Discomfort is one theory as to why the throat route didn’t take off in the U.S.: Misplace the swab just a tad and a gag reflex is imminent. Still, people in Mathers’s clinic often opt for the throat swab. “The nasopharyngeal swab got such a bad rap, like it’s a brain biopsy,” she says. Yet with the tonsil swab, she says she has to poke around for a while, deep in the throat, to get a good sample.
As far as Mathers knows, the double-dip isn’t common in the U.S., and as for at-home products, the FDA has not approved any oral rapid tests. With a fragmented healthcare system (versus an NHS that sends out one government-regulated test) and a stubborn FDA approval process, it’s unclear whether further studies will eventually shift practices here. “I don’t think it’ll happen,” Kanjilal says.
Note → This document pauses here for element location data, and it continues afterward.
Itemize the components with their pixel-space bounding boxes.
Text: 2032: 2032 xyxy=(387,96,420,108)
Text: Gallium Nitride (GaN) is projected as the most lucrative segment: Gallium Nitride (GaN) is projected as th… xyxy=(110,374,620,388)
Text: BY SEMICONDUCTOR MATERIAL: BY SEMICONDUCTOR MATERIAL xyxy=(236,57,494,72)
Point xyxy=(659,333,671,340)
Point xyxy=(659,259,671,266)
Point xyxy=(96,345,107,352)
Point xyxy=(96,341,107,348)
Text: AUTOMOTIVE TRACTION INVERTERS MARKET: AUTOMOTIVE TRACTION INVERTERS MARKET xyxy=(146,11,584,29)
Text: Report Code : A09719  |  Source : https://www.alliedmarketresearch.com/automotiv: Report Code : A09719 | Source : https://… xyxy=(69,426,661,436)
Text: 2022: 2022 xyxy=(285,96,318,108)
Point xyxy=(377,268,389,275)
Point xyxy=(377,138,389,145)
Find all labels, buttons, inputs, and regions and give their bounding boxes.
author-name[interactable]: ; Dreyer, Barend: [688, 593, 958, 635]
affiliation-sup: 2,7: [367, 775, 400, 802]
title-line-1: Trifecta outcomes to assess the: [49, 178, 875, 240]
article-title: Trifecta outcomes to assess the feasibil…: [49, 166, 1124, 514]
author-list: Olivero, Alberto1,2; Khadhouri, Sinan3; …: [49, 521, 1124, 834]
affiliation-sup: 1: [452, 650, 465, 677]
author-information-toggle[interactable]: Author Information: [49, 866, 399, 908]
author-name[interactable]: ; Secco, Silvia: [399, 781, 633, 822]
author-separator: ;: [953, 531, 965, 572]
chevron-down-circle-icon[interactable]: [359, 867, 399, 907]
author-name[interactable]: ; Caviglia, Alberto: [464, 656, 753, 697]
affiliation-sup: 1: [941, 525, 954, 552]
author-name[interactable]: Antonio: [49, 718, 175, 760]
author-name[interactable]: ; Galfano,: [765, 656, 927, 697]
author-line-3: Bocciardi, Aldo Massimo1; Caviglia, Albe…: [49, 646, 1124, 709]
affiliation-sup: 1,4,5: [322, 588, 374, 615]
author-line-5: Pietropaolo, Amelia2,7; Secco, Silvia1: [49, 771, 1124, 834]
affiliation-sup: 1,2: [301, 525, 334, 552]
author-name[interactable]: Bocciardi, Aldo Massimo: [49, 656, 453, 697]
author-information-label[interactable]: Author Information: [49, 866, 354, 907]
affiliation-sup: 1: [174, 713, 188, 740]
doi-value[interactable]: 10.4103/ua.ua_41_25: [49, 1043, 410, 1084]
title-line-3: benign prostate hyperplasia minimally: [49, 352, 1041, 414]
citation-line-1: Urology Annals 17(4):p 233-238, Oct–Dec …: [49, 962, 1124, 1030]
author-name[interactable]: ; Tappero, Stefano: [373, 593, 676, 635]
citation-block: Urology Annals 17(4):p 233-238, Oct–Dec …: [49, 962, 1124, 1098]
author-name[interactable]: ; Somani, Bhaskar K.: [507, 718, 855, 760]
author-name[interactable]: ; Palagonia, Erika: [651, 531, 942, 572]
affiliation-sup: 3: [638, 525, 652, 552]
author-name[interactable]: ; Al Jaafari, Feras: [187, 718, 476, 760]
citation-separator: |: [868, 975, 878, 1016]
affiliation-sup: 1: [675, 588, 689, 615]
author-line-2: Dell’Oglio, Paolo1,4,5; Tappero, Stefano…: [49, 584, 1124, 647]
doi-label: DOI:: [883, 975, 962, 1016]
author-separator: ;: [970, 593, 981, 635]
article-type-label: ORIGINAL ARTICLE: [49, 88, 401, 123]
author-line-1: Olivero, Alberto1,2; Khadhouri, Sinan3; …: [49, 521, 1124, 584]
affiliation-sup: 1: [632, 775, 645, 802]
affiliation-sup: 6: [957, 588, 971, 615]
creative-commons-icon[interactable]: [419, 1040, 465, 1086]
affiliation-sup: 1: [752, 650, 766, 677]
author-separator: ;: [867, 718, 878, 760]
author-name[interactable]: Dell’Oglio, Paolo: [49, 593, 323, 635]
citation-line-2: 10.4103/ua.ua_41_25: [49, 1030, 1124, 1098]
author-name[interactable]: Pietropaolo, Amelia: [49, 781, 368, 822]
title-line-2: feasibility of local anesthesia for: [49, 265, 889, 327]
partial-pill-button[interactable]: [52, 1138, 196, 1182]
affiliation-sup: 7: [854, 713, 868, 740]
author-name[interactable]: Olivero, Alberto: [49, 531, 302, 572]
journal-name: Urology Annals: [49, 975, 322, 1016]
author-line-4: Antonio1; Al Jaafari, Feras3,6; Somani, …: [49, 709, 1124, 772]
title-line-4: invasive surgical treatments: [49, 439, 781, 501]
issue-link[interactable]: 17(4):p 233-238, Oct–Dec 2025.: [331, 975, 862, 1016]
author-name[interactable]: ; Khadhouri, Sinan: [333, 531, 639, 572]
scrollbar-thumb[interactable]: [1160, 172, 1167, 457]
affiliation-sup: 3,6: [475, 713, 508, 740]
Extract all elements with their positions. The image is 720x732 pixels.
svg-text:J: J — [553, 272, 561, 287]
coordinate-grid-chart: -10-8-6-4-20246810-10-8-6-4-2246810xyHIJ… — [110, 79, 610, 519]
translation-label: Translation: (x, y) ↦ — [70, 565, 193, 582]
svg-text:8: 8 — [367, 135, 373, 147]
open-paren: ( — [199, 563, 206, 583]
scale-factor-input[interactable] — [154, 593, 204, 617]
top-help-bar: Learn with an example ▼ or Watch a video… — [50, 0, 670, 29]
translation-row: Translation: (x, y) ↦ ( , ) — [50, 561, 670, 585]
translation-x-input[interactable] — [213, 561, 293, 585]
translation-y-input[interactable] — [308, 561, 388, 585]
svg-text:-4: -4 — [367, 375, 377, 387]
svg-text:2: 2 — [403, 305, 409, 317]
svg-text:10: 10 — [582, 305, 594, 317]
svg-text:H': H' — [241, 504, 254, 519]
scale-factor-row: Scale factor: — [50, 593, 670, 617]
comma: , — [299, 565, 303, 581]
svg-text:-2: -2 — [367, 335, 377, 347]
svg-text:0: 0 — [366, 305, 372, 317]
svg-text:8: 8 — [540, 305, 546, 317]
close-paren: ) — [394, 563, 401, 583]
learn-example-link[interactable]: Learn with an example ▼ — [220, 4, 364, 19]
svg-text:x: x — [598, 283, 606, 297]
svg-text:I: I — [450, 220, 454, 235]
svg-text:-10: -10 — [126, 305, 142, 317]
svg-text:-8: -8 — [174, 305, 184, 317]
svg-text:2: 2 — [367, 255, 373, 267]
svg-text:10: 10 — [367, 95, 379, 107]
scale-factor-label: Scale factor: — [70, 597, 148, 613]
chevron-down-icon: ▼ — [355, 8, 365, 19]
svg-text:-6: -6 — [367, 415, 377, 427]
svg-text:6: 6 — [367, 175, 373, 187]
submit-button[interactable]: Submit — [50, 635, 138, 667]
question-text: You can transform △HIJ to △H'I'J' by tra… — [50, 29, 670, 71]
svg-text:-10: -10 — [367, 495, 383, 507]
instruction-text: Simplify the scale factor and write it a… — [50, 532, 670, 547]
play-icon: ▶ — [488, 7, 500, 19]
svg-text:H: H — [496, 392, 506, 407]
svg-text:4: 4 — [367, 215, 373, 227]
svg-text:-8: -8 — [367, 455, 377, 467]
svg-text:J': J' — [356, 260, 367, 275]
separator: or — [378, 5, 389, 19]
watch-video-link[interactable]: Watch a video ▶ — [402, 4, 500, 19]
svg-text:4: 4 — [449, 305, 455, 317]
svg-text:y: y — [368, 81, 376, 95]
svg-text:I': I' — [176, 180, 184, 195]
For now, both Wyllie and Hardie suggest that home-testers swab both nose and throat to increase chances of detection at a time when it’s important to curb the spread. Kanjilal and Mathers don’t agree, simply, they say, because that’s not what the tests are made or FDA-approved for. There are substances in the throat that could affect the result, perhaps even causing false positives (although those seem to be rare). “When you run a test, it needs to be run exactly the way the manufacturer validated it,” Kanjilal says. “Otherwise, the test results are technically uninterpretable.”
Kanjilal’s advice for symptomatic people testing negative would be to wait and retest in the nostrils 24 to 48 hours later. In the meantime, unwell people should assume they have COVID-19 and isolate—like Dupin did before Christmas. If you’re still not positive in the following days, it may not be COVID-19, but a cold or flu. “Tests are precious right now,” Kanjilal says. “You need to save those tests to make sure you use them properly.”